There's a potentially interesting collision of the film's apparent self-awareness and its intensive connections with much-publicized recent events. But this collision speaks more cogently to the fallacies of audience expectations than to any notion of "real" or "private" life disclosed on film (despite or beacuse of _Entertainment Weekly_'s play-by-play of the intersections). Full of technical wit and expertise, the film is sophisticated, smart, and occasionally trenchant. It's structured as a faux documentary (one with no apparent purpose) with an unseen male narrator who updates us on passing time or asks a seated interviewee some probing questions about his or her emotional "issues."
This gimmick might grant the movie a kind of mediated grace if such self-consciousness were an insight or end in itself. But it's not.

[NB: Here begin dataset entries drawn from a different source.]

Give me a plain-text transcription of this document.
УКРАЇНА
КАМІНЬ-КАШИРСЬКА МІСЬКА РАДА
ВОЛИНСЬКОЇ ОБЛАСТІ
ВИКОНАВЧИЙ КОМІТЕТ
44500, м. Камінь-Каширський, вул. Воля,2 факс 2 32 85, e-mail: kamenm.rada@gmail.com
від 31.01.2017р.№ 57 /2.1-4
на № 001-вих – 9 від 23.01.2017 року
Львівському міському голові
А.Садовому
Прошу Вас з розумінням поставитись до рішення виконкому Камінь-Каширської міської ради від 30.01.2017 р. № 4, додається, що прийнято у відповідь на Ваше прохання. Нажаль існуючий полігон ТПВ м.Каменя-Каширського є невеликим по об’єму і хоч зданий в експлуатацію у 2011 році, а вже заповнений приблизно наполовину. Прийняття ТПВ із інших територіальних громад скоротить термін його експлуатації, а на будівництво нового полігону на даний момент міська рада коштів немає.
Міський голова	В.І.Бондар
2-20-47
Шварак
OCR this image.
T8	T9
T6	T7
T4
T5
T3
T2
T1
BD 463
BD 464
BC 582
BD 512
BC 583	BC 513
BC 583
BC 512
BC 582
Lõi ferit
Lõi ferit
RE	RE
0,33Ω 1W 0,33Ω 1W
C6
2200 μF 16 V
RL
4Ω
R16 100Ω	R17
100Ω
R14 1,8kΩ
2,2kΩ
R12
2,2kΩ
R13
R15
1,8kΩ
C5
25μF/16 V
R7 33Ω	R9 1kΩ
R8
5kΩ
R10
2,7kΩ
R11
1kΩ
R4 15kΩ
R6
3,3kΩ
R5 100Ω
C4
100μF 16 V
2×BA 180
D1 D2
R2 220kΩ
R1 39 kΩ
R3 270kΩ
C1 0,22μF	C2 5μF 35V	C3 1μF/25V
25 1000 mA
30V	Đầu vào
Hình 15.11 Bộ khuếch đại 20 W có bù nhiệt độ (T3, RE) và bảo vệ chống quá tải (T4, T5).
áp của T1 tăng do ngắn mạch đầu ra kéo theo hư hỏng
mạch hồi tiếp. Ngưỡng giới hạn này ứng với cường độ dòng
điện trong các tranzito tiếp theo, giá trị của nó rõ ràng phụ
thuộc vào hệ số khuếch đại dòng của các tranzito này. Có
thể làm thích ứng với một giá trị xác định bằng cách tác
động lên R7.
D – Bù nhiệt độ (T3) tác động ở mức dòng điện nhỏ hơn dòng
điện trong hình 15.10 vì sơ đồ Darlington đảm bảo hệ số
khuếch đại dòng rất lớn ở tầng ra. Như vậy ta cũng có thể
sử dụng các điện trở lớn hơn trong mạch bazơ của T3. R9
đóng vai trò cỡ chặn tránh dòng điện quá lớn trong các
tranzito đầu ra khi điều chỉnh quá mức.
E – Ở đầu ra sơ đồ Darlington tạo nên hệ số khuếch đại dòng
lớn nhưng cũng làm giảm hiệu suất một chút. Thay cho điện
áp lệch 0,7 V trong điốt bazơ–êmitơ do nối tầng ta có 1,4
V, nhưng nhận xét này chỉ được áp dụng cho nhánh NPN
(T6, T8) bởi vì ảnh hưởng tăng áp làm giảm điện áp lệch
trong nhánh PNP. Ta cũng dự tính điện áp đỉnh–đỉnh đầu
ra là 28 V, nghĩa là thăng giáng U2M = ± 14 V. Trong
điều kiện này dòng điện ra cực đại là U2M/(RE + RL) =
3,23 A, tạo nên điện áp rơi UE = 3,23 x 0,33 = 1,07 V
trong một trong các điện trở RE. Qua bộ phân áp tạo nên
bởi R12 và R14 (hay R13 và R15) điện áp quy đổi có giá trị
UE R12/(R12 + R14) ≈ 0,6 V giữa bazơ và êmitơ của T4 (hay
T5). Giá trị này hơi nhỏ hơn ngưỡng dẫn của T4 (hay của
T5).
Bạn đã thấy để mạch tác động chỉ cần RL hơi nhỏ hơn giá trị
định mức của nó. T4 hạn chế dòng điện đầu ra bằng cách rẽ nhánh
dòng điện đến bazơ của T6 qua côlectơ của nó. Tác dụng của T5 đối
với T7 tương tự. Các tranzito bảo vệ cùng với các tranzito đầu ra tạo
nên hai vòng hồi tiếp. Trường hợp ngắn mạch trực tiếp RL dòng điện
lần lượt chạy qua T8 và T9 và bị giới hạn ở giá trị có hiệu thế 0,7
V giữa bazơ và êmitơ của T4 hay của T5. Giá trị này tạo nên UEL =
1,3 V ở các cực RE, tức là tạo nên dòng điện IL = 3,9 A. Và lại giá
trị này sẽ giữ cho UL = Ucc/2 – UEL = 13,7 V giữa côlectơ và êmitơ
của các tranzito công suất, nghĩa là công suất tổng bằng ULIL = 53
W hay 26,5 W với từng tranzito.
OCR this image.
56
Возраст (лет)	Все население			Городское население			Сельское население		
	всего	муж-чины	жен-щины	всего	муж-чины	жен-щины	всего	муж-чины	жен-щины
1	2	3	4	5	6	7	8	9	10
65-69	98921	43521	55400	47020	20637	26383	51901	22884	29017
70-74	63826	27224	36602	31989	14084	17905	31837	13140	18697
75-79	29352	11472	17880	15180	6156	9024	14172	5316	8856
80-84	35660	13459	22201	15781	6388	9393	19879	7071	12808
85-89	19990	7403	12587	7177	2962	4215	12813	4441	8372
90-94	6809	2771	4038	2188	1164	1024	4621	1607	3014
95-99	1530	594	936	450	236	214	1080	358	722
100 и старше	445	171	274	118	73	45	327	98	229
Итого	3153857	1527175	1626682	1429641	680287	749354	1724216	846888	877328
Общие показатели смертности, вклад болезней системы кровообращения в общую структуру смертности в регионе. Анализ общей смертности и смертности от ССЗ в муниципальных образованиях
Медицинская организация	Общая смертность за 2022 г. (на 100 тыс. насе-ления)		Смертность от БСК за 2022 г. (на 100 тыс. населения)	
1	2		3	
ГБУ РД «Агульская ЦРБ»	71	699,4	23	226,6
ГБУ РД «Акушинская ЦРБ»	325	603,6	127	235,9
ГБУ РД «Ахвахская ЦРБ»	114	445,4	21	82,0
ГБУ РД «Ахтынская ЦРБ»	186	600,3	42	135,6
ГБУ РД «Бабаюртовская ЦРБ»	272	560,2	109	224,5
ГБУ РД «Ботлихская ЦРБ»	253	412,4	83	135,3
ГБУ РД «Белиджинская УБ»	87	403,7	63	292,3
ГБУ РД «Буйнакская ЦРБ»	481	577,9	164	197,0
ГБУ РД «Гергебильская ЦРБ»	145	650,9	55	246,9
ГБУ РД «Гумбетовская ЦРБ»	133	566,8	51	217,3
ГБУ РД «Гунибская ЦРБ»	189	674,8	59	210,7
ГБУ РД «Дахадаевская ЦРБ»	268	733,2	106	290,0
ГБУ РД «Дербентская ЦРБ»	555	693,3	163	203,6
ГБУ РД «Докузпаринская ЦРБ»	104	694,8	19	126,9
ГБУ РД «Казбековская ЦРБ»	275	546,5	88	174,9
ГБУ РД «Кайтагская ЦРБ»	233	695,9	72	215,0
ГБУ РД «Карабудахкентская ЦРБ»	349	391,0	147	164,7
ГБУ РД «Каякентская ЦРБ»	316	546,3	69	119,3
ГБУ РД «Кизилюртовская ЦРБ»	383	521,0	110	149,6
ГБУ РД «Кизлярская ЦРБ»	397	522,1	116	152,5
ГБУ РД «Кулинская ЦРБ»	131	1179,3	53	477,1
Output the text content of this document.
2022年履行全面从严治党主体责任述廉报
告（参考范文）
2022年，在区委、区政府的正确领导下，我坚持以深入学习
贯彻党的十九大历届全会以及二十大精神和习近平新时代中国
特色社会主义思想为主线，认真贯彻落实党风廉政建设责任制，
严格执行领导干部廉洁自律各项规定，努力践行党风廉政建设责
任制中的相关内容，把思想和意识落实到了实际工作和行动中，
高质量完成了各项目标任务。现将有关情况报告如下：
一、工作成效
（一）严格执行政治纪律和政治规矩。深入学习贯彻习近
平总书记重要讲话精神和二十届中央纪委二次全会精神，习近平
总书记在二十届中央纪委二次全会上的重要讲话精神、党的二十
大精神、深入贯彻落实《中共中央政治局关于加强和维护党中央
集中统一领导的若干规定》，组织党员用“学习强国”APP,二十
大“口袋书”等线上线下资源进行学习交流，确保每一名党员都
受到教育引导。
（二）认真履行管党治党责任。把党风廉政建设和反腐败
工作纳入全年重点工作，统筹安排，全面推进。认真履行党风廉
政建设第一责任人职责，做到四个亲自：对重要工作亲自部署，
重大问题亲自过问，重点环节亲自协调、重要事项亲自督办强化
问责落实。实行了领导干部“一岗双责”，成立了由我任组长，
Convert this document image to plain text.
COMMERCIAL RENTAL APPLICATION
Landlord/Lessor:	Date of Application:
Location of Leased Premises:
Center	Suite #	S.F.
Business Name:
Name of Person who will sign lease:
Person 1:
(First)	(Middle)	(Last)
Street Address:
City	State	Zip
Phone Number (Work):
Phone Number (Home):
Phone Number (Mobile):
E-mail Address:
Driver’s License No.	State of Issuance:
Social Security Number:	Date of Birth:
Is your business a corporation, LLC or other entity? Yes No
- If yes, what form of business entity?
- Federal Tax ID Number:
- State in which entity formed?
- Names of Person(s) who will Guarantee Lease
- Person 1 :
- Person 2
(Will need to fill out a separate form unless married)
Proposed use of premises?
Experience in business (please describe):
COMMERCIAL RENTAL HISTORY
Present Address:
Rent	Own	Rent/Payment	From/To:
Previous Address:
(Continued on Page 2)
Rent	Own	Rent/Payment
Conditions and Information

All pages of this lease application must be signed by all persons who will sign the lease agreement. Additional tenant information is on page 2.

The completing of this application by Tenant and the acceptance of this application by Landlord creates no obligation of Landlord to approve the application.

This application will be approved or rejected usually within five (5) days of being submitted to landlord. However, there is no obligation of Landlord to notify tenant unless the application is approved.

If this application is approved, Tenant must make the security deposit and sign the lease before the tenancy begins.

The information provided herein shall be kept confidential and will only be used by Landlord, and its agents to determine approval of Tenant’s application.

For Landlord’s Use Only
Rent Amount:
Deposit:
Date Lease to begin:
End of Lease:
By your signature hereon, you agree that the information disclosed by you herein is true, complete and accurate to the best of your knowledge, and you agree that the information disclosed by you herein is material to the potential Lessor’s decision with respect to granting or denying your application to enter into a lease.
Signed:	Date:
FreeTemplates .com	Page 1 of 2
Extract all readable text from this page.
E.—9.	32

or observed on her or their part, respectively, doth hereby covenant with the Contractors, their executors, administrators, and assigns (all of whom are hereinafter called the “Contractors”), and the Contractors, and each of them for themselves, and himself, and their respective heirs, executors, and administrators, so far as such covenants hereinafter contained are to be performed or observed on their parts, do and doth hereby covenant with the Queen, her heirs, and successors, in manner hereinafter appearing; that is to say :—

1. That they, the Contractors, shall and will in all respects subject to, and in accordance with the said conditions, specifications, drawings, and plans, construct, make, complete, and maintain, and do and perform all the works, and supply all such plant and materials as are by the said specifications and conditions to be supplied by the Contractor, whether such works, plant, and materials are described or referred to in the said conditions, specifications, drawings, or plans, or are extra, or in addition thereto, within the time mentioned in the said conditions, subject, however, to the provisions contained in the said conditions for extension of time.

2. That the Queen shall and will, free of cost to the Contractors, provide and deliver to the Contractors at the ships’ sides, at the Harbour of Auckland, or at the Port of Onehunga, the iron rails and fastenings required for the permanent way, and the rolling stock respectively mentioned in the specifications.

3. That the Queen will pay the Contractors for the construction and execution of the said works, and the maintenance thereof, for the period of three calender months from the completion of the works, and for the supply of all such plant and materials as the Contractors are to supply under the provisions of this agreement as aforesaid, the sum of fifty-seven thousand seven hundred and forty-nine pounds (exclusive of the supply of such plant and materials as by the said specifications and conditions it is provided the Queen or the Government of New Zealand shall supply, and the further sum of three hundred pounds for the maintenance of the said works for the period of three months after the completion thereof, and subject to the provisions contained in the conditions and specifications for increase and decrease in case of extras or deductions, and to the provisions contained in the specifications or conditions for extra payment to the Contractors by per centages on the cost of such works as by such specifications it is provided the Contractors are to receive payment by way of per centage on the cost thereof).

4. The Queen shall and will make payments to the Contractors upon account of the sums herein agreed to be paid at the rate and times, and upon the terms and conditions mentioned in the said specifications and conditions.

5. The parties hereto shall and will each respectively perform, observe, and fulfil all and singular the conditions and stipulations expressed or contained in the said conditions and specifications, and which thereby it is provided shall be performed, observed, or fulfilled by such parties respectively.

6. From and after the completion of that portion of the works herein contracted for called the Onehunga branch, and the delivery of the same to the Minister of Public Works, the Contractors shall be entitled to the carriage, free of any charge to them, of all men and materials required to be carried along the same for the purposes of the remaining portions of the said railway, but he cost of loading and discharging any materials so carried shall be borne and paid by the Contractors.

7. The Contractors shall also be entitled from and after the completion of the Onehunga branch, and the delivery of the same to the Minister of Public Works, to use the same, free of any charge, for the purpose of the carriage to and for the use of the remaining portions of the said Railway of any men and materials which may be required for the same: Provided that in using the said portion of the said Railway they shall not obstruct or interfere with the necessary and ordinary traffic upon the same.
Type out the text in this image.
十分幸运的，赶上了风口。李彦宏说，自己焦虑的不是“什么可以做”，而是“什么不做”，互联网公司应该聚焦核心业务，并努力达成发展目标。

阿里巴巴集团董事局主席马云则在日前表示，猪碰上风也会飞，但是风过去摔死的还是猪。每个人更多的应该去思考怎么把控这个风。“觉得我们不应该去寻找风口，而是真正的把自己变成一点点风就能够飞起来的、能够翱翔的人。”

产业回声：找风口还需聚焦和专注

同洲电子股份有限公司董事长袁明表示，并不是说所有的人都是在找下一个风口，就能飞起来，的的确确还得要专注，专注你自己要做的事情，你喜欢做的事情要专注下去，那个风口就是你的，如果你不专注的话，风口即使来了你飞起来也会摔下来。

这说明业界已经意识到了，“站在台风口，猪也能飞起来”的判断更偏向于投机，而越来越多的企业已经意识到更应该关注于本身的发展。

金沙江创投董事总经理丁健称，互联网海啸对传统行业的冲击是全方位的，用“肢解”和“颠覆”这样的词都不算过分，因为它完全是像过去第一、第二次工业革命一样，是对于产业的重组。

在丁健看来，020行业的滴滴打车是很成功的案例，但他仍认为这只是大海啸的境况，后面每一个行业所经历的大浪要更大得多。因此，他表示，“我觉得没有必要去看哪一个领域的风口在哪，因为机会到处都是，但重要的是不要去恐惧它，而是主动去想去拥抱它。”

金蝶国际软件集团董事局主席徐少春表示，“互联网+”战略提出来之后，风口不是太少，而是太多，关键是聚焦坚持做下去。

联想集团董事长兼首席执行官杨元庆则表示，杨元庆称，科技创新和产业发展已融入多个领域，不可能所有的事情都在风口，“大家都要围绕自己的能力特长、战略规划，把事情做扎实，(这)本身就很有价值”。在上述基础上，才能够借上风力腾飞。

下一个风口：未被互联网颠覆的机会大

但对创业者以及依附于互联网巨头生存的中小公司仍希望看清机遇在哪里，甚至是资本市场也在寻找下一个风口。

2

And the film begins to feel too precious, even smug. Consider this joke that gets away: Jack and Pam go to a party; she talks loudly about astrology and embarrasses him. When he literally carries her to his car, she erupts in frustrated screams. Then he arrives at Sally's house, where she is in bed with Michael (Liam Neeson), begging her to try again. As they rage at each other, a knock comes at the door. Turns out that Jack has left Pam in the car: she explodes through the front door. And the film never recovers from this thoughtless treatment of her.
On top of this kind of easy-targeting, Farrow looks rather stricken. And that's hard to watch. Juliette Lewis, as the student Gabe lusts after, seems gifted with a kind of wisdom. Rain (named after Rilke by her doting parents) recognizes in Gabe's novel-in-manuscript what she calls a "retro" attitude toward women. He's appalled but then later gets her back: he decides not to take her up on her lusty request for an affair, issued on her birthday, in her parents' kitchen, during a massive thunderstorm. Rain might seem to short-circuit past and potential critics of Allen's "problems with women." That is, she's a sign of his intellectual conscience and of Gabe's moral agonizing and correct decision. She's too smart for Gabe, really, with a line of father-figure lovers in her past. She's also too cute and too self-serving, a plot turn that only makes the movie seem more retro.